Error is assigned on account of the refusal of the court to sustain objections to certain questions put to medical witnesses, and in refusing to strike certain answers to such questions. The principal question which was answered requested the doctor to state “the results which, with a reasonable degree of certainty, might follow from a fracture” such as the plaintiff sustained. This does not ask for a mere conjecture, as defendant asserts. The doctor answered, in part, that such an injury “would leave a certain amount * * * of scar tissue, abnormal cells,” and that such a location would be more susceptible to bad effects as a result of some diseases, such as typhoid, than a healthy bone would be; that such an injury is sometimes followed by the development of malignant diseases, such as sarcoma.

A motion to strike the answer was overruled. Part of the answer was strictly competent, relevant, and responsive to the question. It was not erroneous, therefore, to refuse to strike it all. Brown v. Chicago, B. & Q. R. Co., 88 Neb. 604. On cross-examination the doctor stated that, in order for any of these conditions to develop, the diseases themselves would have to occur; that he could not tell in advance that the injury would cause sarcoma; and that he would say it had not happened in the majority of cases. Taking all the testimony together, we think no prejudice occurred.
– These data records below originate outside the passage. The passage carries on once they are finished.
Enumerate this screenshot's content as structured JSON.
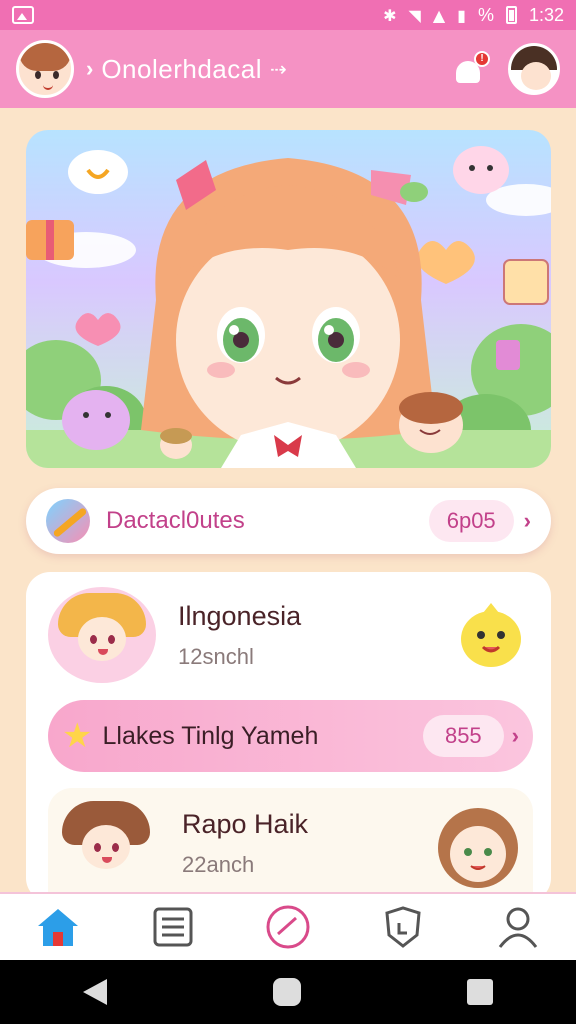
{
  "status_bar": {
    "battery_pct": "%",
    "time": "1:32"
  },
  "header": {
    "title": "Onolerhdacal"
  },
  "promo_pill": {
    "label": "Dactacl0utes",
    "count": "6p05"
  },
  "cards": [
    {
      "name": "Ilngonesia",
      "subtitle": "12snchl",
      "avatar_hair": "#f3b64a"
    },
    {
      "name": "Llakes Tinlg Yameh",
      "count": "855"
    },
    {
      "name": "Rapo Haik",
      "subtitle": "22anch",
      "avatar_hair": "#9a5a3a"
    }
  ],
  "bottom_nav": [
    {
      "icon": "home-icon",
      "active": true
    },
    {
      "icon": "list-icon",
      "active": false
    },
    {
      "icon": "check-circle-icon",
      "active": false
    },
    {
      "icon": "shield-icon",
      "active": false
    },
    {
      "icon": "profile-icon",
      "active": false
    }
  ],
  "colors": {
    "header_bg": "#f592c4",
    "statusbar_bg": "#f06fb3",
    "page_bg": "#fbe4c9",
    "accent": "#c2418a"
  }
}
Complaint is made as to certain instructions, but, considering the charge as a whole, we think the issues were fairly submitted to the jury.

It is complained that the verdict is excessive. The plaintiff was 9 years old at the time of the accident. He received a slight fracture of the left leg, which seems to have made a complete union. He suffered considerable pain, had the leg placed in a plaster cast for about six weeks, and was on crutches a little longer. He was very nervous after the accident, and to some extent to the time of the trial, and has not made as good progress in school afterwards as before. It is not shown that any permanent injury will result, except such as is the usual accompaniment of a broken bone in boyhood.

We are of the opinion that the recovery is excessive, and that the verdict should be set aside for that reason, unless the plaintiff remit the sum of $2,500 within 40 days, in which event, the judgment of the district court will be

Affirmed.

Rose, Sedgwick and Hamer, JJ., not sitting.